Pour tenter de se protéger du danger, les motocyclistes fixent de fins poteaux en forme d’antenne équipés de rasoirs à l’avant de leur moto pour couper les lignes de cerf-volant égarées. L’entreprise qui gère l’une des principales autoroutes de Rio en distribue régulièrement aux motocyclistes.
Mais les cas de motocyclistes ayant un membre sectionné ou la gorge tranchée restent fréquents, ce qui a conduit plusieurs États brésiliens à adopter des lois réglementant les lignes, selon le cabinet de conseil politique Governmental Radar. Le projet de loi fédéral visant à interdire les lignes tranchantes dans tout le pays a été approuvé par la chambre basse du Congrès en février et est maintenant soumis au vote du Sénat.
En juin, Ana Carolina Silva da Silveira roulait à l'arrière d'une moto lorsqu'une ligne lui a coupé le cou.
« Je suis allée à l'hôpital en criant que je ne voulais pas mourir », a déclaré l'avocate de 28 ans. « Je suis vraiment heureuse d'être en vie. »
Il n'existe pas de données officielles sur le nombre de blessés et de décès causés par la coupure des lignes dans tout le pays. Cependant, depuis 2019, plus de 2 800 signalements d'utilisation illégale des lignes ont été recensés dans le seul État de Rio, selon l'Institut MovRio, une organisation à but non lucratif qui gère une ligne d'assistance téléphonique.
Au Brésil, les cerfs-volants sont omniprésents, et leur utilisation a même été reconnue comme patrimoine culturel et historique par une loi adoptée par l'assemblée municipale de Rio en 2021. Certains affirment que les cerfs-volants ont été introduits au Brésil par les colons portugais du pays. Mais d'autres notent qu'ils étaient utilisés en Afrique et que la légendaire communauté d'esclaves en fuite de Palmares, dans le nord-est du pays, les a déployés pour avertir du danger.
Le cerf-volant était si populaire que les enfants appelaient les vacances scolaires « le temps des cerfs-volants », a déclaré Luiz Antônio Simas, un historien spécialisé dans la culture populaire de Rio, dans un bar bondé près du stade de football Maracana lors d'une conférence sur l'histoire du cerf-volant.
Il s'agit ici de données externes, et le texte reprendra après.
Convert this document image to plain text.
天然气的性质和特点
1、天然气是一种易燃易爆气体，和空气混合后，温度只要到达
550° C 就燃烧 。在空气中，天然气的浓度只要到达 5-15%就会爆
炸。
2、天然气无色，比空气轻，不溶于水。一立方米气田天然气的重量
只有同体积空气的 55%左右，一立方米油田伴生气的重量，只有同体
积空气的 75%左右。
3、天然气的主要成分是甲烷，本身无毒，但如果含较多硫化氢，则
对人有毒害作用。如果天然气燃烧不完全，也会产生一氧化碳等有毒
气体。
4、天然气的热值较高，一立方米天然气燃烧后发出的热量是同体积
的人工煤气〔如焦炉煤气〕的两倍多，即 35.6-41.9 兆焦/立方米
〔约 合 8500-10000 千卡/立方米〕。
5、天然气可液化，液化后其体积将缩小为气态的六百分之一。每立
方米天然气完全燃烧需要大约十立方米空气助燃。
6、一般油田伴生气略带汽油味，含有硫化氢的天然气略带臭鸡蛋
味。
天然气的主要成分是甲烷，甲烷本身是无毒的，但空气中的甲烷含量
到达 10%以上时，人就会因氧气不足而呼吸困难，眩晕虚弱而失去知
Pendant des décennies, les enfants remplissaient des chaussettes de tessons de verre et les plaçaient sur les voies ferrées. Ils mélangeaient la poudre obtenue avec de la colle pour l'étaler sur leurs lignes de cerf-volant, se salissant souvent les doigts. Les méthodes artisanales ont pour la plupart cédé la place à de grandes bobines de lignes fabriquées industriellement, encore plus efficaces pour couper.
Les lois des États concernant la coupe des lignes diffèrent à travers le Brésil. Rio limite l'utilisation légale à quelques zones, appelées « kitedromes », situées loin des habitations, des routes et des autoroutes, tandis que d'autres États ont des interdictions générales.
La police militaire de Rio a déclaré que 10 personnes ont été arrêtées entre janvier et juillet pour avoir enfreint la loi sur les lignes de cerf-volant de la ville.